“Victims have started to come forward and we’ve been able to give them time out of work to do safety planning with the police.”
Lorna Gavin, Head of corporate responsibility
When International Law Firm, became aware of just how widespread the problem of domestic violence is across all sections of society, it set about encouraging any staff affected to come forward so that appropriate support could be provided… Lorna Gavin, head of corporate responsibility, explains, “We used to view domestic violence as a community issue, something that affected individuals at the refuges we were supporting and investing in as part of our work to help reduce homelessness. It was only after we were introduced to CAADV, the Corporate Alliance Against Domestic Violence, that we realised just how widespread the problem is throughout society and therefore the extent to which it could be affecting our own workforce.”
She adds, “One in four women and one in six men will be affected by domestic violence during their adult life. It’s all too easy for employers to assume their own people aren’t affected, but with statistics like that, nearly every organisation will have employees living with domestic violence. With over 1,000 staff ourselves, we had to face the fact that more than 200 of our employees would be affected at some point in their lives, with perhaps a few dozen enduring violence at any one time. We can’t fix things at home directly, but we could get a proper policy and appropriate support in place to make anyone currently suffering feel safe about coming forward to ask for help.”
“We used to view domestic violence as a community issue.”
“Research shows that over half of domestic violence sufferers call in sick at least three days a month, and turn up late more than five times a month, costing the UK economy an estimated £1.9bn a year,” says Lorna. “There’s no doubt the issue impacts negatively on the bottom line, but for International Law Firm, the humanitarian aspect was reason enough to take action. If you knew a friend was routinely enduring violence or abuse and you were in a position to help, how could you stand by and do nothing? We think of our employees as friends and wanted them to be able to ask for help.”
She adds, “At the same time, we recognised there was a real risk employees might feel too awkward or embarrassed to come forward. A key part of our strategy was therefore to encourage victims to call our existing Employee Assistance Programme (EAP), run by psychological wellbeing experts, The Validium Group, so they could talk to a professional counsellor in confidence.”
“We joined CAADV and set about training HR and key managers how best to support staff affected by domestic violence, followed by receptionists and IT staff who were in a good position to deal with stalking and email harrassment,” says Lorna.
“When it comes to domestic violence a little knowledge can be a dangerous thing,” she continues. “As well as educating key staff how to spot the signs, ranging from performance and attendance issues to behaviour changes and physical signs of abuse, it was equally cruical that they didn’t inadvertently endanger victims by telling them to leave their partner without proper safety planning.
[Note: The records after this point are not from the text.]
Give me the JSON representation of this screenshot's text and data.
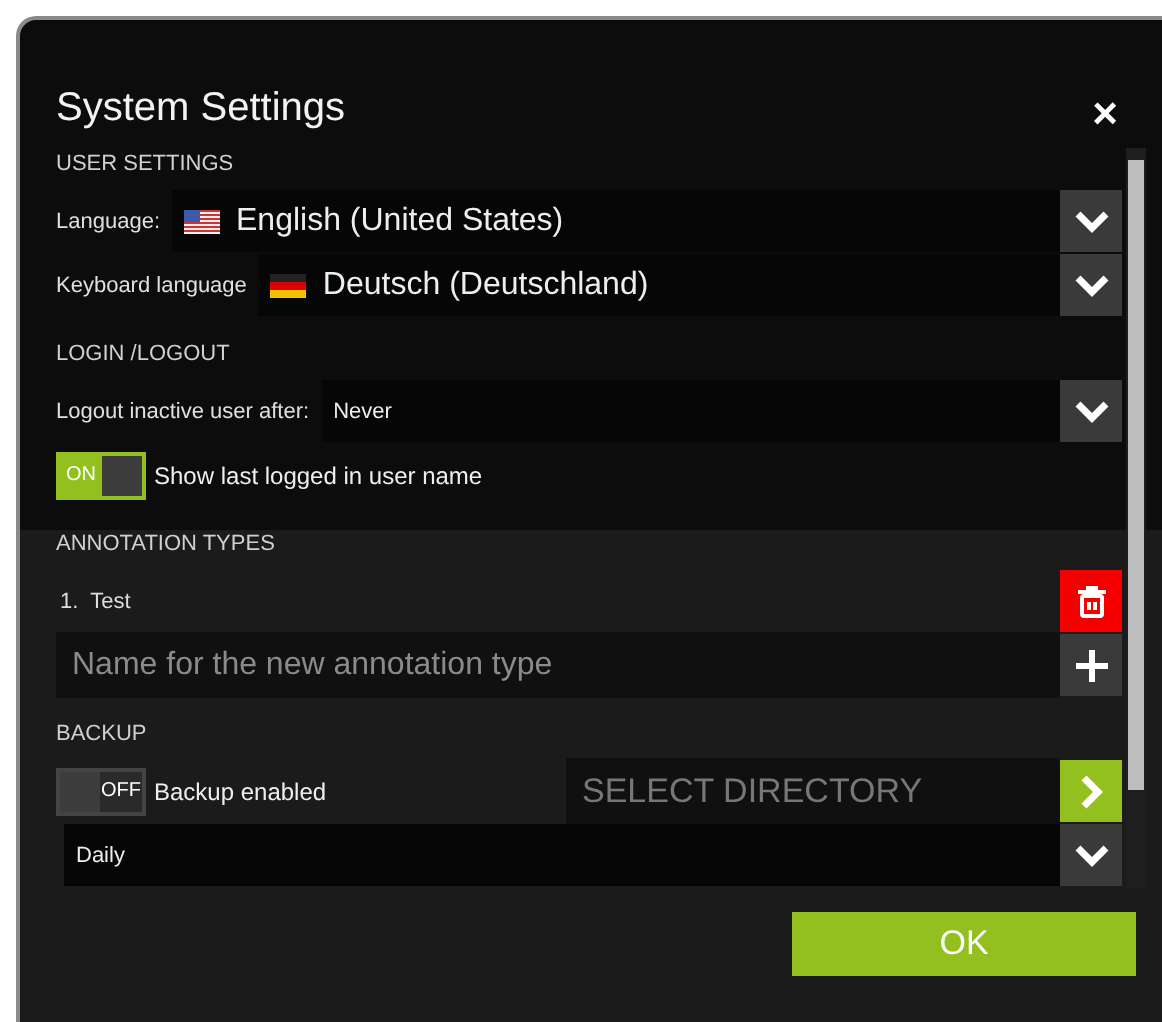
{
  "dialog": {
    "title": "System Settings",
    "close": "×"
  },
  "sections": [
    {
      "heading": "USER SETTINGS",
      "rows": [
        {
          "kind": "language-select",
          "label": "Language:",
          "flag": {
            "kind": "us"
          },
          "value": "English (United States)"
        },
        {
          "kind": "language-select",
          "label": "Keyboard language",
          "flag": {
            "kind": "de"
          },
          "value": "Deutsch (Deutschland)"
        }
      ]
    },
    {
      "heading": "LOGIN /LOGOUT",
      "rows": [
        {
          "kind": "select",
          "label": "Logout inactive user after:",
          "value": "Never"
        },
        {
          "kind": "toggle",
          "on": true,
          "switch_text": "ON",
          "label": "Show last logged in user name"
        }
      ]
    },
    {
      "heading": "ANNOTATION TYPES",
      "rows": [
        {
          "kind": "list-item",
          "number": "1.",
          "text": "Test"
        },
        {
          "kind": "add-input",
          "placeholder": "Name for the new annotation type"
        }
      ]
    },
    {
      "heading": "BACKUP",
      "rows": [
        {
          "kind": "toggle-directory",
          "on": false,
          "switch_text": "OFF",
          "label": "Backup enabled",
          "placeholder": "SELECT DIRECTORY"
        },
        {
          "kind": "select",
          "value": "Daily"
        }
      ]
    }
  ],
  "ok_button": "OK"
}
That required having a clear process in place to ensure all staff knew what do if they thought or knew that a colleague was at risk.”
She adds, “Once the training had been completed, we announced our decision to join CAADV via our senior partner’s weekly email and published a series of resource pages on the issue on our intranet. We also put up posters with bold headlines and striking images in every toilet cubicle, featuring real case studies about different types of domestic violence being endured by both men and women, and encouraging our own people to seek help from the firm. We attached business cards to the posters with the numbers people could call for help, including the Validium EAP.”
“Since we launched the initiative in 2011, more than 80% of our workforce have accessed the domestic violence pages on our intranet. Although the identity of individuals is protected, we also know that 25-30 people are using the pages every month, spending a long time on the pages with useful links,” says Lorna.
“Most important of all, victims have started to come forward and we’ve been able to give them practical support, for example, giving time out of work to do safety planning with the police - something they simply couldn’t do outside of work.” She adds, “People are still coming through so our focus now is to maintain that culture of trust. It’s helped that we’ve had an EAP in place from Validium since 2008, as that shows we’re already committed to helping people to address issues they face outside of work. Whether the abuse has been physical or emotional, the victims of domestic violence have had their confidence battered. It’s a big brave thing for them to tell someone they need help, so it’s often easier for them to talk to Validium in confidence first.”
She concludes, “Domestic violence is the abuse of power over one person by another. We as employers can use our power to provide a safe environment for people to come forward and seek help. As our posters say, domestic violence can happen to anyone and help is closer than you think.”
“Whether the abuse has been physical or emotional, the victims of domestic violence have had their confidence battered. It’s a big brave thing for them to tell someone they need help, so it’s often easier for them to talk to Validium in confidence first.”